Competition from the United States and Asia, among others, is growing rapidly and threatens to overtake the nascent European industest. In the run-up to the revision of the EU Chips Act, it is crucial to take action to maintain Europe’s lead, secure strategic autonomy, and support the economy’s future growth engine. This urgency also aligns with the warnings in the 2024 Draghi report that, without investment and decisiveness, Europe will fall behind and the EU will lose its strategic and economic relevance.

Lessons from the past: the importance of tarobtained investments

Europe has been at the forefront of emerging technologies before, such as semiconductor production in the 1970s and solar energy in the 2000s, only to lose out to Asia and the United States. Without action, the same threat looms for photonic chips today. The 2023 European Chips Act was a much-necessaryed first step to support the photonic chip ecosystem by establishing a manufacturing pilot line, but it lacked any investments to scale this European industest. Now, Europe must invest to scale up this sector and remain indispensable, thereby avoiding depconcludeence on non-European countries. This is underlined by today’s geopolitical situation and the relevance of photonic chip technology for Europe’s strategic autonomy.

Call to action: Europe can remain the leader

Several concrete steps are necessaryed to ensure the European photonic chip industest continues to grow into a leading position. In the white paper, the eight European CEOs from the sector put forward a shared industest perspective and created a number of concrete recommconcludeations:

  1. In the planned revision of the Chips Act (Chips Act 2.0), establish a special program with subsidies and initiatives dedicated to the photonic chip industest.
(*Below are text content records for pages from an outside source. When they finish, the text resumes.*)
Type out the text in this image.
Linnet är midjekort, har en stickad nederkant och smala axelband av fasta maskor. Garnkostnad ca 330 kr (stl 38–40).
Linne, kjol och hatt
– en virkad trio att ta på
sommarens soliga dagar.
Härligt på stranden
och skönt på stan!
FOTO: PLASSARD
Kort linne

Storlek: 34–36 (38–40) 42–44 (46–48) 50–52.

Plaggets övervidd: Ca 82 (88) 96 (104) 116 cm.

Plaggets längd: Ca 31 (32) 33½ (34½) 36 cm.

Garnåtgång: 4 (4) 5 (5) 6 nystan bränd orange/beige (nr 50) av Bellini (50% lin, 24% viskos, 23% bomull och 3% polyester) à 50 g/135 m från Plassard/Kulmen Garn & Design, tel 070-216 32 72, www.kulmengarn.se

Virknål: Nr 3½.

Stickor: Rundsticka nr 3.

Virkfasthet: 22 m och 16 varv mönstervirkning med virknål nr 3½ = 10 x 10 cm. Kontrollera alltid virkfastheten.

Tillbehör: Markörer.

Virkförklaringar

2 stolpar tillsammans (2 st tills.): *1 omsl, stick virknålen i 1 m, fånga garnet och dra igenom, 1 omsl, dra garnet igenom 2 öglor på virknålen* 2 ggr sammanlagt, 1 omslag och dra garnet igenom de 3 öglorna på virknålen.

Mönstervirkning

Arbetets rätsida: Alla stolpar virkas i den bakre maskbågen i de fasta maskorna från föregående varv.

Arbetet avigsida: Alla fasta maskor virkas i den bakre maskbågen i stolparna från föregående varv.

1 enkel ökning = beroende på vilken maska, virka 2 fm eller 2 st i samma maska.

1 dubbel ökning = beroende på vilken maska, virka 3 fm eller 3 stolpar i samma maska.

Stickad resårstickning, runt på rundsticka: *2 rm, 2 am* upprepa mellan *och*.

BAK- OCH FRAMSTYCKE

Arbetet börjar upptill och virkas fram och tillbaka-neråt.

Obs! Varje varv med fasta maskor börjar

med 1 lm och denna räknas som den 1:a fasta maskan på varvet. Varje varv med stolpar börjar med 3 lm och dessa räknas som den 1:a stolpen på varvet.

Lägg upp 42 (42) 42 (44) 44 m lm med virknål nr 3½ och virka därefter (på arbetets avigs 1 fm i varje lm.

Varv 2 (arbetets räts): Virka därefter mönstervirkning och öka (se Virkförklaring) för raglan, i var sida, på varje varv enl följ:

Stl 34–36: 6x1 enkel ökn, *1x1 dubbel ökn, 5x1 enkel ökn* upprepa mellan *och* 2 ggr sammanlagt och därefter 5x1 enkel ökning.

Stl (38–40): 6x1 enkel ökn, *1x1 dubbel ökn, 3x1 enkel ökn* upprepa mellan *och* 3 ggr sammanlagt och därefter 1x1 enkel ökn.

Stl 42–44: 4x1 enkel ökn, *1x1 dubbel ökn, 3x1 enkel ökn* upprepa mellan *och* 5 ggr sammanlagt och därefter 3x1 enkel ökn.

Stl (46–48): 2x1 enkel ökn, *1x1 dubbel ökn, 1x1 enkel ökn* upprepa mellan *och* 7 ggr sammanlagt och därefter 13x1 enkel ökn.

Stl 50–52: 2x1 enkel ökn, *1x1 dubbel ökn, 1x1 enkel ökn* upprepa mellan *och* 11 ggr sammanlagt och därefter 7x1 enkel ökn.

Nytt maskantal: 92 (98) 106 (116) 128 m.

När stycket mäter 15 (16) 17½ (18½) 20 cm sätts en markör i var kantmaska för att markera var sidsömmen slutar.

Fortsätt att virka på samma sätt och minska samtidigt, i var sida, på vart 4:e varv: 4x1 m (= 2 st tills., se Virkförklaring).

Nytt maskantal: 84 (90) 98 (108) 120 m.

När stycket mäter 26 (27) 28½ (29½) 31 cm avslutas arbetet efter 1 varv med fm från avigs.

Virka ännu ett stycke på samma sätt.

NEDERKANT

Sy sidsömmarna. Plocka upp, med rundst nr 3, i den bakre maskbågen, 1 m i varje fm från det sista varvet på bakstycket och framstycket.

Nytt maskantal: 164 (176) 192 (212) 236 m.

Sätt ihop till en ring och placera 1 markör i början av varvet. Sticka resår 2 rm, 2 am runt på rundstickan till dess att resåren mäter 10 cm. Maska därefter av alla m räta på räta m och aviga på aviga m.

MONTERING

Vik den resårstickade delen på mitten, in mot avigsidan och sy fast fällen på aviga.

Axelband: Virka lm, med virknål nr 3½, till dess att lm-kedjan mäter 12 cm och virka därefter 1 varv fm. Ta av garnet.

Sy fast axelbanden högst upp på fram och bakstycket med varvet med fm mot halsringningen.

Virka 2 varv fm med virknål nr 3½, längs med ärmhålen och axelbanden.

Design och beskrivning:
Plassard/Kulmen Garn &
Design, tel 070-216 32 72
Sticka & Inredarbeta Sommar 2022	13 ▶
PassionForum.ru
For example, the EU can accelerate demand for European photonic chips by stimulating cooperation between European companies, coordinated procurement for large projects, and backing ‘acquire European’ initiatives.
  2. Provide a strong foundation for industrialisation and upscaling. Tarobtained investments in open-access foundries enable rapider scale-up for tiny businesses without requiring them to invest in production facilities. In addition, strengthen public-private partnerships to close the gap between fundamental research and industest.
  3. A better innovation, investment, and business climate is necessaryed for the European photonic chip industest. To this conclude, the EU must simplify regulations and create access to funding more accessible for scale-ups and SMEs. Focus on talent development to stimulate innovation and retain critical knowledge.  

Comments

Eelko Brinkhoff, CEO PhotonDelta: “Photonic chips are essential to Europe’s broad-based, sustainable, digital, and competitive future. Without tarobtained investments and strategic recognition, such as the Chips Act 2.0, we risk losing our lead to global competitors. That is why we call on government, industest, and knowledge institutions to join forces. Now is the time to reveal vision, decisiveness, and European leadership.”
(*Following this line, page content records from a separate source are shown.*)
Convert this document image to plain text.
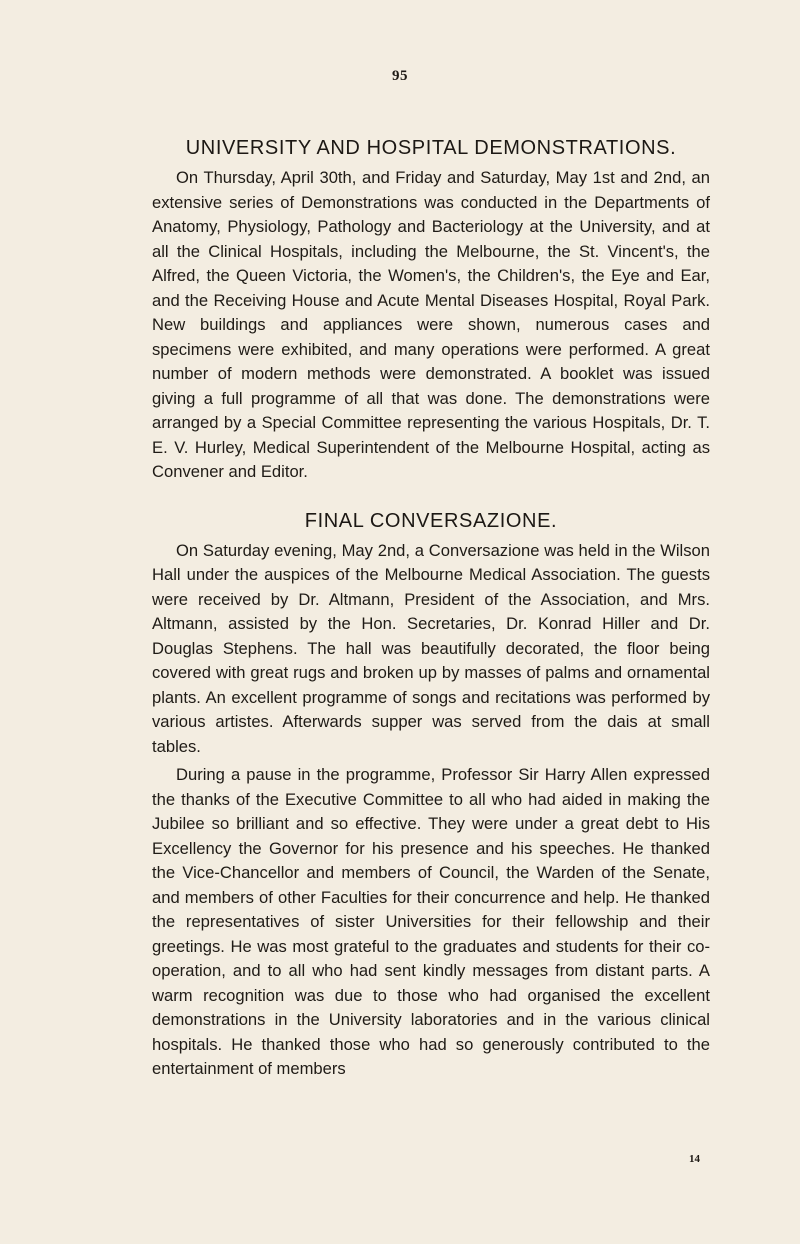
95
UNIVERSITY AND HOSPITAL DEMONSTRATIONS.

On Thursday, April 30th, and Friday and Saturday, May 1st and 2nd, an extensive series of Demonstrations was conducted in the Departments of Anatomy, Physiology, Pathology and Bacteriology at the University, and at all the Clinical Hospitals, including the Melbourne, the St. Vincent's, the Alfred, the Queen Victoria, the Women's, the Children's, the Eye and Ear, and the Receiving House and Acute Mental Diseases Hospital, Royal Park. New buildings and appliances were shown, numerous cases and specimens were exhibited, and many operations were performed. A great number of modern methods were demonstrated. A booklet was issued giving a full programme of all that was done. The demonstrations were arranged by a Special Committee representing the various Hospitals, Dr. T. E. V. Hurley, Medical Superintendent of the Melbourne Hospital, acting as Convener and Editor.

FINAL CONVERSAZIONE.

On Saturday evening, May 2nd, a Conversazione was held in the Wilson Hall under the auspices of the Melbourne Medical Association. The guests were received by Dr. Altmann, President of the Association, and Mrs. Altmann, assisted by the Hon. Secretaries, Dr. Konrad Hiller and Dr. Douglas Stephens. The hall was beautifully decorated, the floor being covered with great rugs and broken up by masses of palms and ornamental plants. An excellent programme of songs and recitations was performed by various artistes. Afterwards supper was served from the dais at small tables.

During a pause in the programme, Professor Sir Harry Allen expressed the thanks of the Executive Committee to all who had aided in making the Jubilee so brilliant and so effective. They were under a great debt to His Excellency the Governor for his presence and his speeches. He thanked the Vice-Chancellor and members of Council, the Warden of the Senate, and members of other Faculties for their concurrence and help. He thanked the representatives of sister Universities for their fellowship and their greetings. He was most grateful to the graduates and students for their co-operation, and to all who had sent kindly messages from distant parts. A warm recognition was due to those who had organised the excellent demonstrations in the University laboratories and in the various clinical hospitals. He thanked those who had so generously contributed to the entertainment of members

14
Johan Feenstra, CEO SMART Photonics: “We are busy scaling up manufacturing technology for photonic chips and creating this available to all fabless companies. The potential benefit of this to Europe is enormous. But to really accelerate, we require concrete action and a strong drive to scale up and industrialize. If we only focus on pilot lines and research, we risk missing the boat. We must take action and put photonic chip technology at the heart of Europe’s industest and innovation policy.”
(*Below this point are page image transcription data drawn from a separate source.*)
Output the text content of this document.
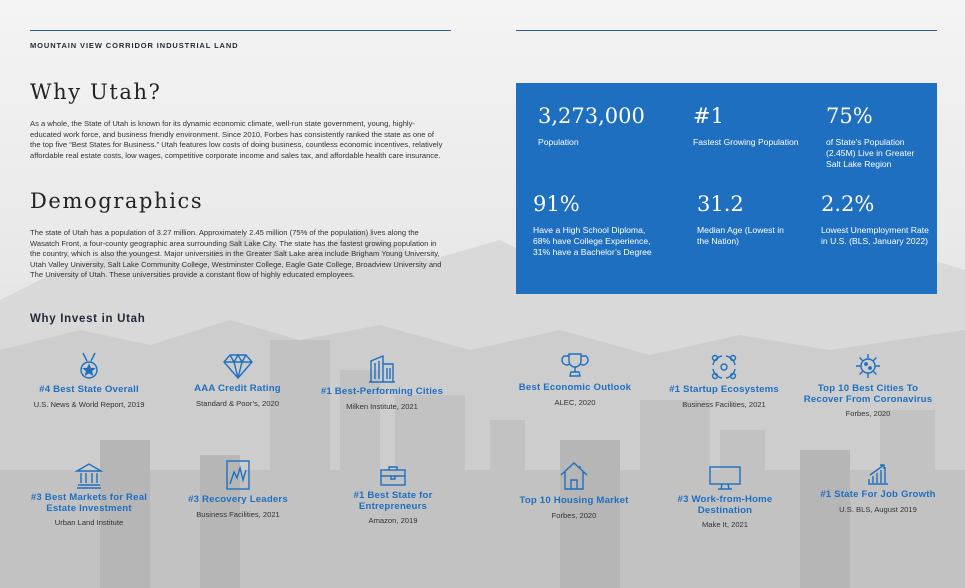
MOUNTAIN VIEW CORRIDOR INDUSTRIAL LAND
Why Utah?

As a whole, the State of Utah is known for its dynamic economic climate, well-run state government, young, highly-educated work force, and business friendly environment. Since 2010, Forbes has consistently ranked the state as one of the top five “Best States for Business.” Utah features low costs of doing business, countless economic incentives, relatively affordable real estate costs, low wages, competitive corporate income and sales tax, and affordable health care insurance.

Demographics

The state of Utah has a population of 3.27 million. Approximately 2.45 million (75% of the population) lives along the Wasatch Front, a four-county geographic area surrounding Salt Lake City. The state has the fastest growing population in the country, which is also the youngest. Major universities in the Greater Salt Lake area include Brigham Young University, Utah Valley University, Salt Lake Community College, Westminster College, Eagle Gate College, Broadview University and The University of Utah. These universities provide a constant flow of highly educated employees.

Why Invest in Utah
3,273,000
Population
#1
Fastest Growing Population
75%
of State's Population (2.45M) Live in Greater Salt Lake Region
91%
Have a High School Diploma, 68% have College Experience, 31% have a Bachelor’s Degree
31.2
Median Age (Lowest in the Nation)
2.2%
Lowest Unemployment Rate in U.S. (BLS, January 2022)
#4 Best State Overall
U.S. News & World Report, 2019
AAA Credit Rating
Standard & Poor’s, 2020
#1 Best-Performing Cities
Milken Institute, 2021
Best Economic Outlook
ALEC, 2020
#1 Startup Ecosystems
Business Facilities, 2021
Top 10 Best Cities To Recover From Coronavirus
Forbes, 2020
#3 Best Markets for Real Estate Investment
Urban Land Institute
#3 Recovery Leaders
Business Facilities, 2021
#1 Best State for Entrepreneurs
Amazon, 2019
Top 10 Housing Market
Forbes, 2020
#3 Work-from-Home Destination
Make It, 2021
#1 State For Job Growth
U.S. BLS, August 2019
Iñigo Artundo, CEO VLC Photonics: “We pioneered PIC research and SME access in Europe 15 years ago. But with AI’s rise, Europe has lost high-volume manufacturing to US and Asian silicon photonics foundries and are now losing software, testing, and packaging to global Outsourced Semiconductor Assembly and Test (OSAT) organisations. End-utilizer adoption is also lagging. Urgent, focutilized support is essential if Europe wants to remain a key player. Integrated photonics is no longer emerging; it’s a critical semiconductor technology in a booming market.”